Pada intinya, ICJ bicara tentang amandemen ragam Statuta yang memiliki implikasi langsung terhadap anggota-anggota negara. Amandemen ini dapat disetujui atas dasar dua organ lain yaitu General Assembly (organ anggota-anggota) dan Security Council (organ keamanan), dengan pertimbangan amandemen statute dapat mempengaruhi negara-negara bukan bagian dari UN.
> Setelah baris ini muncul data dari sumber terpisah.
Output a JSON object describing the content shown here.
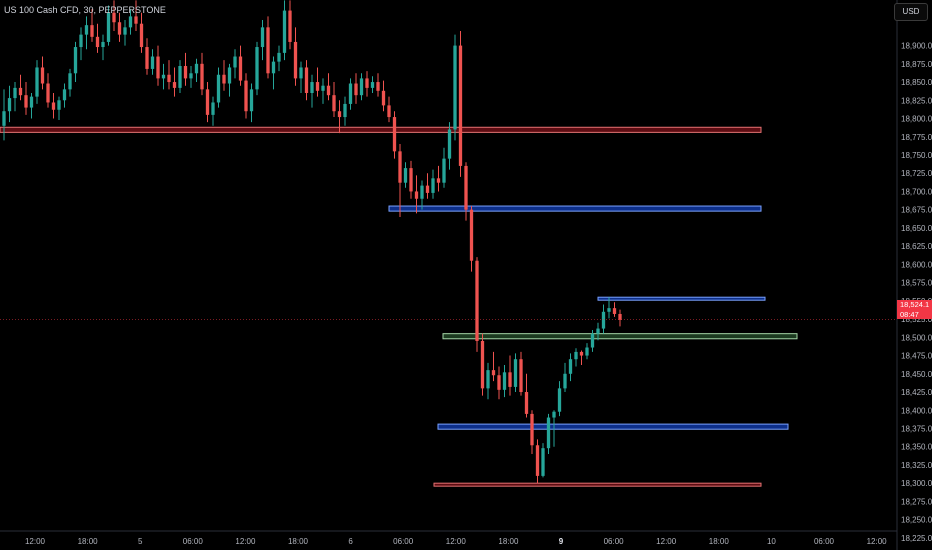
{
  "header": {
    "symbol_line": "US 100 Cash CFD, 30, PEPPERSTONE",
    "currency_button": "USD"
  },
  "last_price": {
    "value": "18,524.1",
    "countdown": "08:47"
  },
  "colors": {
    "up": "#26a69a",
    "down": "#ef5350",
    "zone_red": "#b22833",
    "zone_blue": "#2962ff",
    "zone_green": "#4caf50",
    "background": "#000000",
    "axis_text": "#b2b5be"
  },
  "chart_data": {
    "type": "candlestick",
    "title": "US 100 Cash CFD, 30, PEPPERSTONE",
    "ylim": [
      18212.5,
      18962.5
    ],
    "y_ticks": [
      "18,900.0",
      "18,875.0",
      "18,850.0",
      "18,825.0",
      "18,800.0",
      "18,775.0",
      "18,750.0",
      "18,725.0",
      "18,700.0",
      "18,675.0",
      "18,650.0",
      "18,625.0",
      "18,600.0",
      "18,575.0",
      "18,550.0",
      "18,525.0",
      "18,500.0",
      "18,475.0",
      "18,450.0",
      "18,425.0",
      "18,400.0",
      "18,375.0",
      "18,350.0",
      "18,325.0",
      "18,300.0",
      "18,275.0",
      "18,250.0",
      "18,225.0"
    ],
    "x_ticks": [
      "12:00",
      "18:00",
      "5",
      "06:00",
      "12:00",
      "18:00",
      "6",
      "06:00",
      "12:00",
      "18:00",
      "9",
      "06:00",
      "12:00",
      "18:00",
      "10",
      "06:00",
      "12:00"
    ],
    "x_ticks_bold": [
      10
    ],
    "zones": [
      {
        "color": "red",
        "low": 18781,
        "high": 18788
      },
      {
        "color": "blue",
        "low": 18673,
        "high": 18680
      },
      {
        "color": "blue",
        "low": 18551,
        "high": 18555
      },
      {
        "color": "green",
        "low": 18498,
        "high": 18505
      },
      {
        "color": "blue",
        "low": 18374,
        "high": 18381
      },
      {
        "color": "red",
        "low": 18296,
        "high": 18300
      }
    ],
    "last_price": 18524.1,
    "candles": [
      [
        18790,
        18840,
        18770,
        18810
      ],
      [
        18810,
        18845,
        18795,
        18828
      ],
      [
        18828,
        18850,
        18810,
        18842
      ],
      [
        18842,
        18860,
        18825,
        18832
      ],
      [
        18832,
        18850,
        18805,
        18815
      ],
      [
        18815,
        18835,
        18800,
        18830
      ],
      [
        18830,
        18880,
        18820,
        18870
      ],
      [
        18870,
        18885,
        18840,
        18848
      ],
      [
        18848,
        18862,
        18815,
        18822
      ],
      [
        18822,
        18835,
        18800,
        18812
      ],
      [
        18812,
        18830,
        18798,
        18825
      ],
      [
        18825,
        18848,
        18815,
        18840
      ],
      [
        18840,
        18868,
        18830,
        18862
      ],
      [
        18862,
        18905,
        18850,
        18898
      ],
      [
        18898,
        18925,
        18880,
        18915
      ],
      [
        18915,
        18940,
        18895,
        18928
      ],
      [
        18928,
        18950,
        18905,
        18912
      ],
      [
        18912,
        18930,
        18890,
        18898
      ],
      [
        18898,
        18915,
        18880,
        18905
      ],
      [
        18905,
        18955,
        18900,
        18945
      ],
      [
        18945,
        18962,
        18920,
        18932
      ],
      [
        18932,
        18945,
        18905,
        18915
      ],
      [
        18915,
        18935,
        18900,
        18925
      ],
      [
        18925,
        18950,
        18915,
        18940
      ],
      [
        18940,
        18962,
        18920,
        18930
      ],
      [
        18930,
        18945,
        18890,
        18898
      ],
      [
        18898,
        18910,
        18860,
        18868
      ],
      [
        18868,
        18895,
        18860,
        18885
      ],
      [
        18885,
        18900,
        18845,
        18855
      ],
      [
        18855,
        18875,
        18840,
        18860
      ],
      [
        18860,
        18880,
        18840,
        18850
      ],
      [
        18850,
        18870,
        18830,
        18842
      ],
      [
        18842,
        18880,
        18835,
        18872
      ],
      [
        18872,
        18890,
        18845,
        18855
      ],
      [
        18855,
        18872,
        18842,
        18862
      ],
      [
        18862,
        18882,
        18850,
        18875
      ],
      [
        18875,
        18890,
        18832,
        18840
      ],
      [
        18840,
        18850,
        18795,
        18805
      ],
      [
        18805,
        18830,
        18790,
        18822
      ],
      [
        18822,
        18870,
        18815,
        18860
      ],
      [
        18860,
        18880,
        18838,
        18848
      ],
      [
        18848,
        18875,
        18830,
        18870
      ],
      [
        18870,
        18895,
        18855,
        18885
      ],
      [
        18885,
        18900,
        18845,
        18852
      ],
      [
        18852,
        18862,
        18800,
        18810
      ],
      [
        18810,
        18848,
        18795,
        18840
      ],
      [
        18840,
        18905,
        18832,
        18898
      ],
      [
        18898,
        18935,
        18880,
        18925
      ],
      [
        18925,
        18940,
        18855,
        18862
      ],
      [
        18862,
        18885,
        18840,
        18878
      ],
      [
        18878,
        18900,
        18865,
        18890
      ],
      [
        18890,
        18962,
        18880,
        18948
      ],
      [
        18948,
        18962,
        18895,
        18905
      ],
      [
        18905,
        18925,
        18845,
        18855
      ],
      [
        18855,
        18878,
        18835,
        18870
      ],
      [
        18870,
        18880,
        18825,
        18835
      ],
      [
        18835,
        18860,
        18815,
        18850
      ],
      [
        18850,
        18870,
        18830,
        18838
      ],
      [
        18838,
        18855,
        18820,
        18845
      ],
      [
        18845,
        18862,
        18825,
        18832
      ],
      [
        18832,
        18850,
        18802,
        18810
      ],
      [
        18810,
        18825,
        18780,
        18802
      ],
      [
        18802,
        18830,
        18790,
        18820
      ],
      [
        18820,
        18855,
        18812,
        18848
      ],
      [
        18848,
        18862,
        18820,
        18832
      ],
      [
        18832,
        18862,
        18825,
        18855
      ],
      [
        18855,
        18865,
        18830,
        18842
      ],
      [
        18842,
        18858,
        18835,
        18850
      ],
      [
        18850,
        18862,
        18830,
        18838
      ],
      [
        18838,
        18852,
        18810,
        18818
      ],
      [
        18818,
        18830,
        18795,
        18802
      ],
      [
        18802,
        18810,
        18745,
        18755
      ],
      [
        18755,
        18765,
        18665,
        18712
      ],
      [
        18712,
        18740,
        18705,
        18732
      ],
      [
        18732,
        18742,
        18690,
        18700
      ],
      [
        18700,
        18722,
        18670,
        18690
      ],
      [
        18690,
        18715,
        18675,
        18708
      ],
      [
        18708,
        18725,
        18690,
        18698
      ],
      [
        18698,
        18730,
        18690,
        18718
      ],
      [
        18718,
        18735,
        18700,
        18712
      ],
      [
        18712,
        18760,
        18705,
        18745
      ],
      [
        18745,
        18795,
        18730,
        18785
      ],
      [
        18785,
        18915,
        18770,
        18900
      ],
      [
        18900,
        18920,
        18720,
        18735
      ],
      [
        18735,
        18740,
        18660,
        18675
      ],
      [
        18675,
        18680,
        18590,
        18605
      ],
      [
        18605,
        18610,
        18480,
        18495
      ],
      [
        18495,
        18505,
        18420,
        18430
      ],
      [
        18430,
        18465,
        18415,
        18455
      ],
      [
        18455,
        18480,
        18440,
        18448
      ],
      [
        18448,
        18460,
        18415,
        18428
      ],
      [
        18428,
        18462,
        18418,
        18452
      ],
      [
        18452,
        18475,
        18420,
        18432
      ],
      [
        18432,
        18478,
        18425,
        18470
      ],
      [
        18470,
        18480,
        18420,
        18425
      ],
      [
        18425,
        18450,
        18390,
        18395
      ],
      [
        18395,
        18400,
        18340,
        18352
      ],
      [
        18352,
        18360,
        18300,
        18310
      ],
      [
        18310,
        18355,
        18308,
        18348
      ],
      [
        18348,
        18395,
        18340,
        18390
      ],
      [
        18390,
        18400,
        18350,
        18398
      ],
      [
        18398,
        18440,
        18392,
        18430
      ],
      [
        18430,
        18465,
        18425,
        18450
      ],
      [
        18450,
        18478,
        18440,
        18470
      ],
      [
        18470,
        18485,
        18460,
        18480
      ],
      [
        18480,
        18482,
        18462,
        18475
      ],
      [
        18475,
        18492,
        18470,
        18486
      ],
      [
        18486,
        18510,
        18480,
        18505
      ],
      [
        18505,
        18520,
        18496,
        18512
      ],
      [
        18512,
        18545,
        18505,
        18535
      ],
      [
        18535,
        18555,
        18526,
        18540
      ],
      [
        18540,
        18548,
        18528,
        18532
      ],
      [
        18532,
        18538,
        18515,
        18524
      ]
    ]
  }
}
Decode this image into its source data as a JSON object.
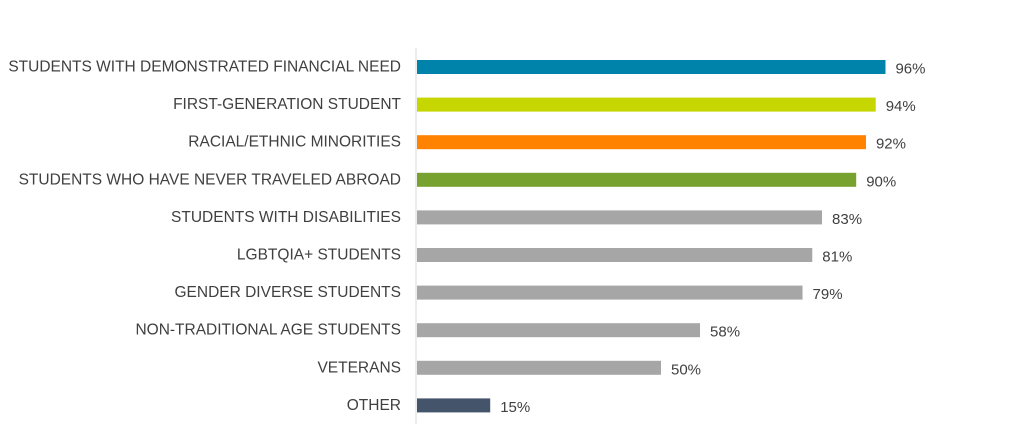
{
  "chart_data": {
    "type": "bar",
    "orientation": "horizontal",
    "categories": [
      "STUDENTS WITH DEMONSTRATED FINANCIAL NEED",
      "FIRST-GENERATION STUDENT",
      "RACIAL/ETHNIC MINORITIES",
      "STUDENTS WHO HAVE NEVER TRAVELED ABROAD",
      "STUDENTS WITH DISABILITIES",
      "LGBTQIA+ STUDENTS",
      "GENDER DIVERSE STUDENTS",
      "NON-TRADITIONAL AGE STUDENTS",
      "VETERANS",
      "OTHER"
    ],
    "values": [
      96,
      94,
      92,
      90,
      83,
      81,
      79,
      58,
      50,
      15
    ],
    "value_labels": [
      "96%",
      "94%",
      "92%",
      "90%",
      "83%",
      "81%",
      "79%",
      "58%",
      "50%",
      "15%"
    ],
    "colors": [
      "#0083AB",
      "#C5D600",
      "#FF8200",
      "#78A22F",
      "#A6A6A6",
      "#A6A6A6",
      "#A6A6A6",
      "#A6A6A6",
      "#A6A6A6",
      "#44546A"
    ],
    "xlim": [
      0,
      100
    ],
    "grid": false,
    "legend": "none"
  }
}
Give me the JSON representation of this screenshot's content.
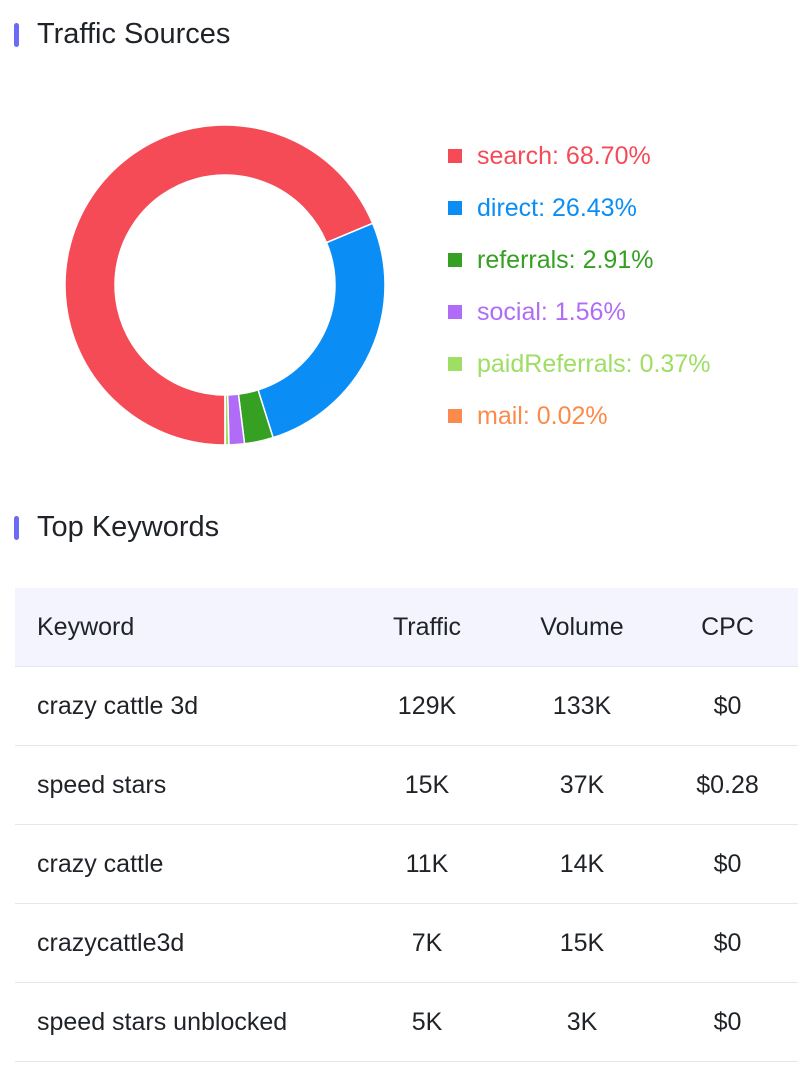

Apabila dibaca lebih dalam, ICJ sebagai lembaga yudikatif memiliki hubungan sangat erat dengan satu organ lainnya, yaitu Security Council.

SECURITY COUNCIL.

Article 23 menjelaskan secara terang bahwa Security Council adalah terdiri atas 11 negara dengan 5 negara memiliki kedudukan permanen, yaitu China, Perancis, Rusia, Inggris dan Irlandia Utara, dan Amerika Serikat. 6 negara lain memiliki kedudukan tidak permanen dapat berubah-rubah sewaktu-waktu. Secara sederhana, Security Council adalah organ superpower dalam tubuh UN yang dapat berbuat sesuatu secara nyata dan perbuatannya dapat langsung dirasakan oleh masyarakat satu Bumi.

Security Council memiliki banyak peran terutama dalam menyelenggarakan UN itu sendiri, karena setiap organ UN selalu memiliki koneksi dengan organ ini yang diatur langsung dalam konstitusinya. Namun dalam hubungannya dengan ICJ, ICJ dapat menggunakan pendapatnya terhadap Security Council sebagai untuk menyelesaikan dispute di pasifik. Hal ini tertuang dalam article 34 number 3 UN Charter yang berbunyi:

"in making recommendations under this Article the Security Council should also take into consideration that legal disputes should as general rule be referred by the parties to the International Court of Justice in accordance with the provisions of the Statute of the Court."

Dispute di sini bukan dalam arti sengketa, misal sengketa perkawinan dan sebagainya, melainkan dalam arti peperangan kecil (skirmish) hingga dalam arti perang (war) seperti yang pernah terjadi di Gulf saat Iraq menyerang Kuwait, dan sebagainya.

Kemudian, dalam article 4 Statute of the International Court of Justice, dikatakan bahwa Security Council juga melakukan pemilihan hakim ICJ, dengan komposisi yang tidak dituangkan.  Security Council juga memiliki kemampuan untuk menutup pintu pengadilan terhadap para pihak yang sedang dalam 'perang', namun tidak menghilangkan kedudukannya di hadapan pengadilan itu sendiri.

ICJ juga bisa menunda keputusan final terhadap suatu hal, dengan pertimbangan hal ikhwal genting yang memaksa, menyebabkan Security Council dan anggota yang mengalami 'dispute' tersebut harus turun tangan dalam penangangannya.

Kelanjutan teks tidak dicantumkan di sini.